The goal of pointing this all out is not, God forbid, to downplay the importance in Judaism of maintaining one’s health. Surely, as we are hopefully emerging from a global pandemic, I do not want anyone to come away from this article thinking that I am advocating for the Halakhah to be less strict with regard to our physical safety. Rather, my goal is to emphasize the significance of logic as the source of this importance. As we see from Rambam, and most contemporary poskim, not everything God expects of us can be subsumed under a specific mitzvah. God also expects us to use our heads, and figure out for ourselves what we need to do in order best to serve Him. This message has the potential to speak even more powerfully to the children in the elementary schools as to the importance of maintaining one’s health than two verses in Deuteronomy.
 The Hebrew word nefesh can be translated in the Torah as either body or soul. To preserve that ambiguity, I will simply leave the word untranslated as nefesh.
 For an overview of contemporary scholarship about Talmudic dialogues between rabbis and non-Jews, see Sarit Kattan Gribetz and Moulie Vidas, “Rabbis and Others in Conversation,” Jewish Studies Quarterly 19:2 (2012): 91-103, and the articles they cite there.
 The only other mention in the Talmud of this verse is Shevu’ot 36a, which cites it as a source for the prohibition against cursing oneself. There, Tosafot s.v. U-shemor Nafshekha Me’od understand this as being related to the prohibition against causing bodily harm, though they express astonishment that the Gemara would bring this verse to prohibit cursing oneself and never bring it to prohibit injuring oneself. However, see Hatam Sofer ad loc. s.v.

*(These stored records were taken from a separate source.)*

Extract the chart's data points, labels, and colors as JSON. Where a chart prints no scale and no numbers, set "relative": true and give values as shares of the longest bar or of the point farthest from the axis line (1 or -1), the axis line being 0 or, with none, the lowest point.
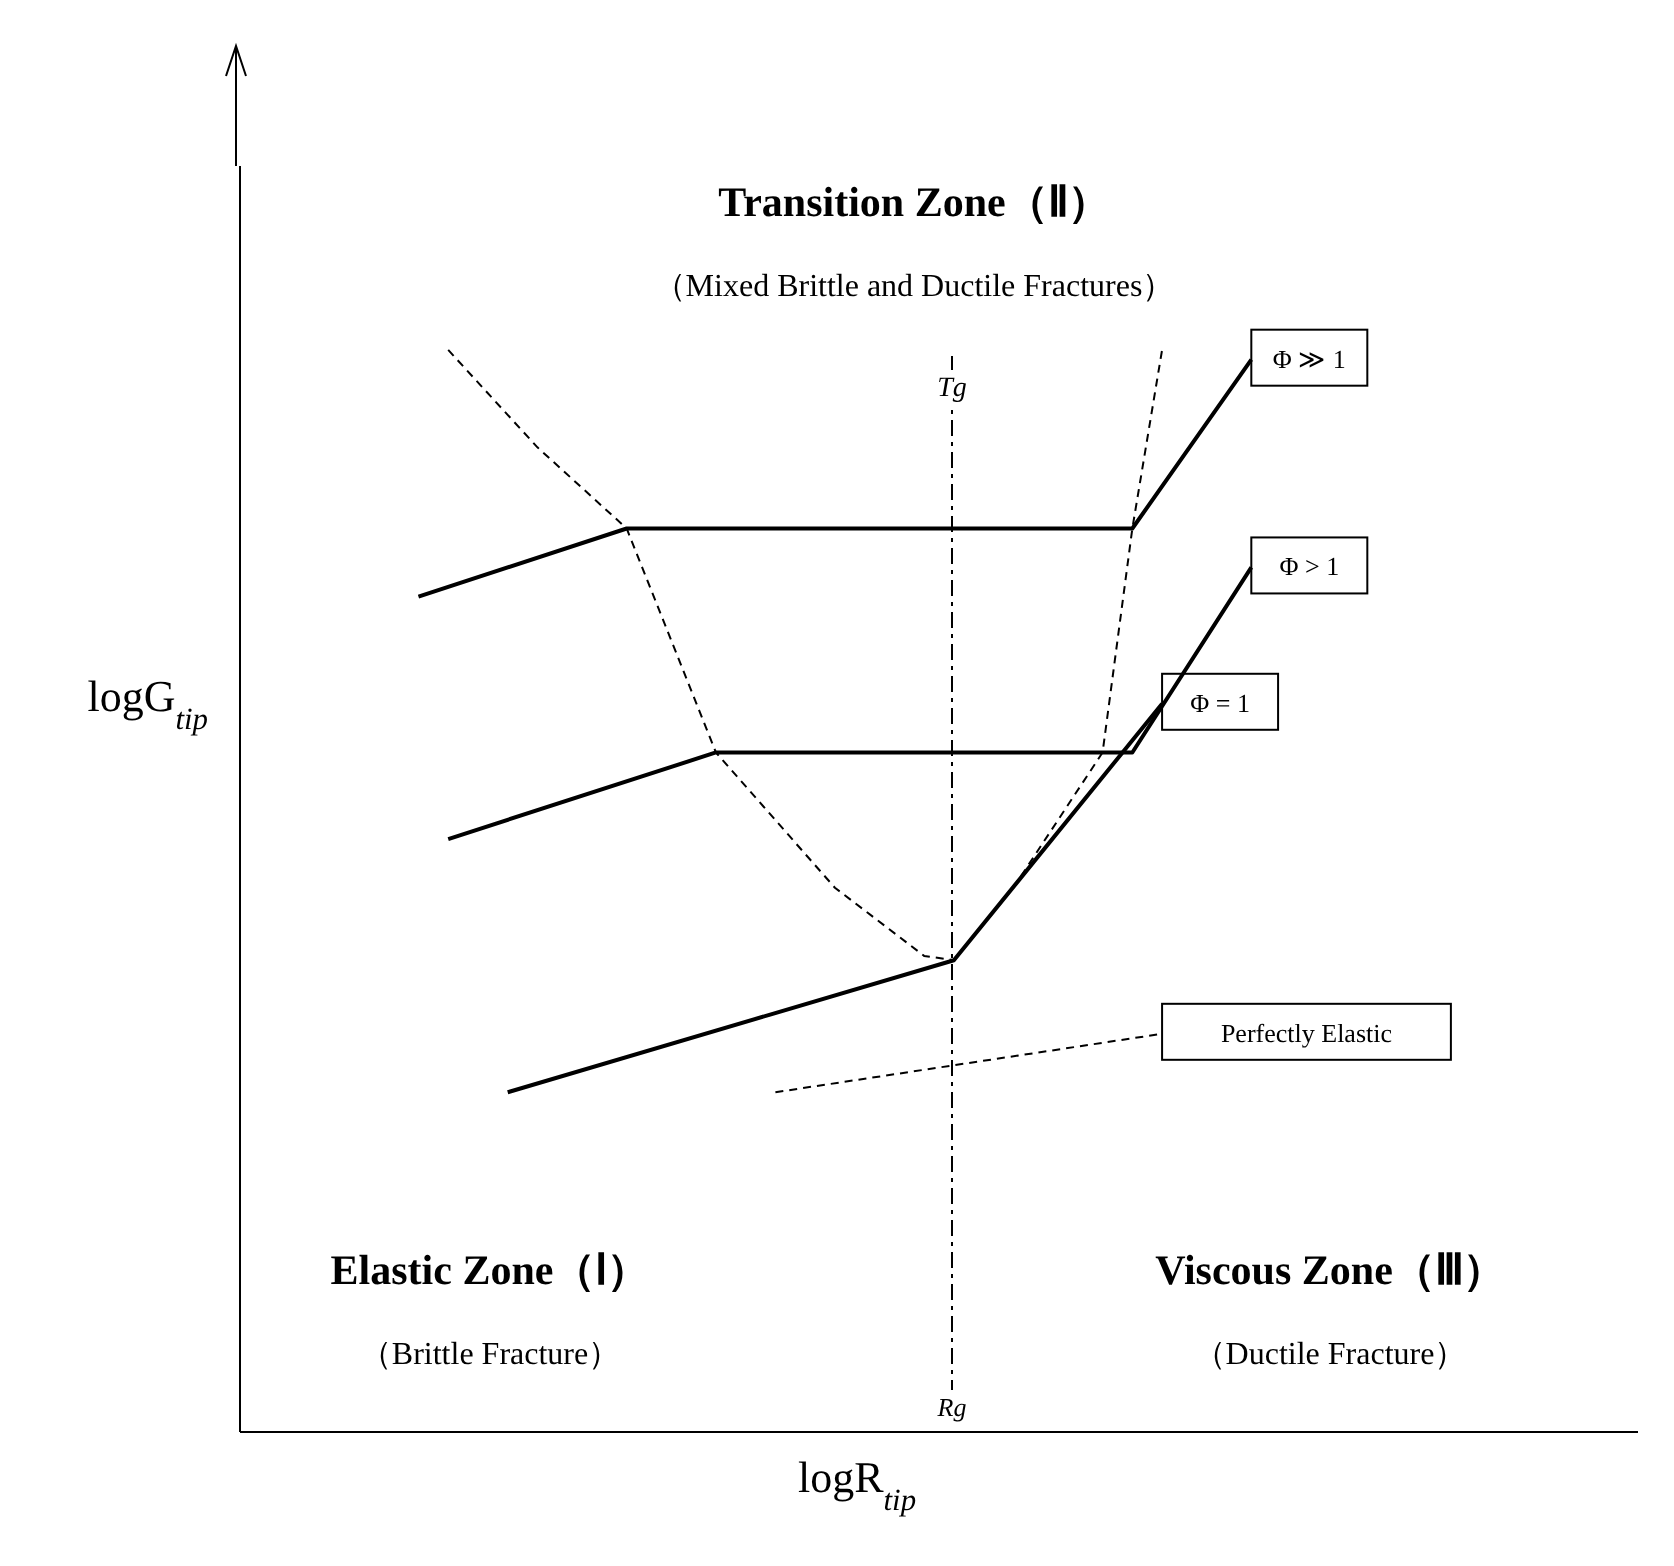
{
  "chart_data": {
    "type": "line",
    "relative": true,
    "xlabel": "logR$_{tip}$",
    "ylabel": "logG$_{tip}$",
    "tick_labels": false,
    "grid": false,
    "legend": false,
    "marker": "none",
    "categories": [
      null,
      null,
      null,
      null,
      null,
      null,
      null,
      null,
      null,
      null,
      null,
      null,
      null,
      null,
      null,
      null,
      null,
      null,
      null,
      null,
      null,
      null,
      null,
      null,
      null,
      null,
      null,
      null,
      null,
      null,
      null,
      null,
      null,
      null,
      null,
      null,
      null,
      null,
      null,
      null,
      null,
      null,
      null,
      null,
      null,
      null,
      null,
      null
    ],
    "series": [
      {
        "name": "Φ ≫ 1",
        "color": "#000000",
        "line_style": "solid",
        "values": [
          null,
          null,
          null,
          null,
          null,
          null,
          0.772,
          null,
          null,
          null,
          null,
          null,
          null,
          0.835,
          null,
          null,
          null,
          null,
          null,
          null,
          null,
          null,
          null,
          null,
          null,
          null,
          null,
          null,
          null,
          null,
          0.835,
          null,
          null,
          null,
          0.991,
          null,
          null,
          null,
          null,
          null,
          null,
          null,
          null,
          null,
          null,
          null,
          null,
          null
        ]
      },
      {
        "name": "Φ > 1",
        "color": "#000000",
        "line_style": "solid",
        "values": [
          null,
          null,
          null,
          null,
          null,
          null,
          null,
          0.548,
          null,
          null,
          null,
          null,
          null,
          null,
          null,
          null,
          0.628,
          null,
          null,
          null,
          null,
          null,
          null,
          null,
          null,
          null,
          null,
          null,
          null,
          null,
          0.628,
          null,
          null,
          null,
          0.799,
          null,
          null,
          null,
          null,
          null,
          null,
          null,
          null,
          null,
          null,
          null,
          null,
          null
        ]
      },
      {
        "name": "Φ = 1",
        "color": "#000000",
        "line_style": "solid",
        "values": [
          null,
          null,
          null,
          null,
          null,
          null,
          null,
          null,
          null,
          0.314,
          null,
          null,
          null,
          null,
          null,
          null,
          null,
          null,
          null,
          null,
          null,
          null,
          null,
          null,
          0.436,
          null,
          null,
          null,
          null,
          null,
          null,
          0.673,
          null,
          null,
          null,
          null,
          null,
          null,
          null,
          null,
          null,
          null,
          null,
          null,
          null,
          null,
          null,
          null
        ]
      },
      {
        "name": "Perfectly Elastic",
        "color": "#000000",
        "line_style": "dashed",
        "values": [
          null,
          null,
          null,
          null,
          null,
          null,
          null,
          null,
          null,
          null,
          null,
          null,
          null,
          null,
          null,
          null,
          null,
          null,
          0.314,
          null,
          null,
          null,
          null,
          null,
          null,
          null,
          null,
          null,
          null,
          null,
          null,
          0.368,
          null,
          null,
          null,
          null,
          null,
          null,
          null,
          null,
          null,
          null,
          null,
          null,
          null,
          null,
          null,
          null
        ]
      },
      {
        "color": "#000000",
        "line_style": "dashed",
        "values": [
          null,
          null,
          null,
          null,
          null,
          null,
          null,
          1.0,
          null,
          null,
          0.91,
          null,
          null,
          0.835,
          null,
          null,
          0.628,
          null,
          null,
          null,
          0.503,
          null,
          null,
          0.44,
          0.436,
          null,
          0.503,
          null,
          null,
          0.628,
          0.835,
          1.0,
          null,
          null,
          null,
          null,
          null,
          null,
          null,
          null,
          null,
          null,
          null,
          null,
          null,
          null,
          null,
          null
        ]
      }
    ],
    "annotations": [
      "Transition Zone（Ⅱ）",
      "（Mixed Brittle and Ductile Fractures）",
      "Elastic Zone（Ⅰ）",
      "（Brittle Fracture）",
      "Viscous Zone（Ⅲ）",
      "（Ductile Fracture）",
      "Rg",
      "Tg"
    ]
  }
}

U-shemor Nafshekha who interprets that Gemara in a way that does not at all relate to a prohibition against causing bodily harm.
 Prominent medieval works that do not include any reference to either of these verses in the context of not causing bodily harm include, but are not limited to, Sefer Mitzvot Gadol, Sefer Mitzvot Katan, Orhot Haim, Torat Ha-adam, Sefer Ha-hinukh, Sefer Hasidim, Abudraham, and Kol Bo.
 See also Shu”t Ha-rashba, siman 1, who cites it in a very similar context to Rambam.
 This and all subsequent translations are my own.
 See Shabbat 40b, Yevamot 52a, Ketubot 45b, Nazir 23a, Menahot 70a, and Hullin 141b for examples of the use of “lashes for rebelliousness.”
 See Jonathan Ziring “‘Eat, Drink, and be Merry, for Tomorrow We Die’: Is There an Obligation to Maintain Good Health?” Verapo Yerape 4 (2012): 184, n. 56, where he makes note of this difference (in my name), but is not convinced of its significance.
 The lashes cannot be for the violation of the negative command of, “Do not cause blood to be spilled,” because, as Rambam says in Halakhah 3 of this same chapter, it is a prohibition that does not contain an action. Additionally, had he been referring to lashes for the violation of a Biblical negative commandment, he would not have used the phrase “lashes for rebelliousness.”
 The bracketed phrase appears in the Vilna printing of the Mishneh Torah. However, see the notes in the Frankel edition, where it is indicated that it is absent from most manuscripts.
 Kitzur Shulhan Arukh 32:1.
 See, for example Y.L. Maimon’s introduction to Kitzur Shulhan Arukh (Jerusalem: Mossad Harav Kook, 1987), 13-14.
 Iggrot Moshe Hoshen Mishpat 2:76.
 See Yabia Omer Yoreh Deah 1:8 et al.
 See Minhat Yitzhak 8:148.
 See Tzitz Eliezer 8:15.7, 9:17.4, 9:17.5, 10:25.7, 10:25.21, 12:43, 15:37, 17:8, and 21:8.
 This article only addressed one aspect of the halakhic obligation towards one’s health; for a full treatment of the issue, including other halakhic principles that are at play in this discussion, see Jonathan Ziring “‘Eat, Drink, and be Merry, for Tomorrow We Die’: Is There an Obligation to Maintain Good Health?” Verapo Yerape 4 (2012): 172-192.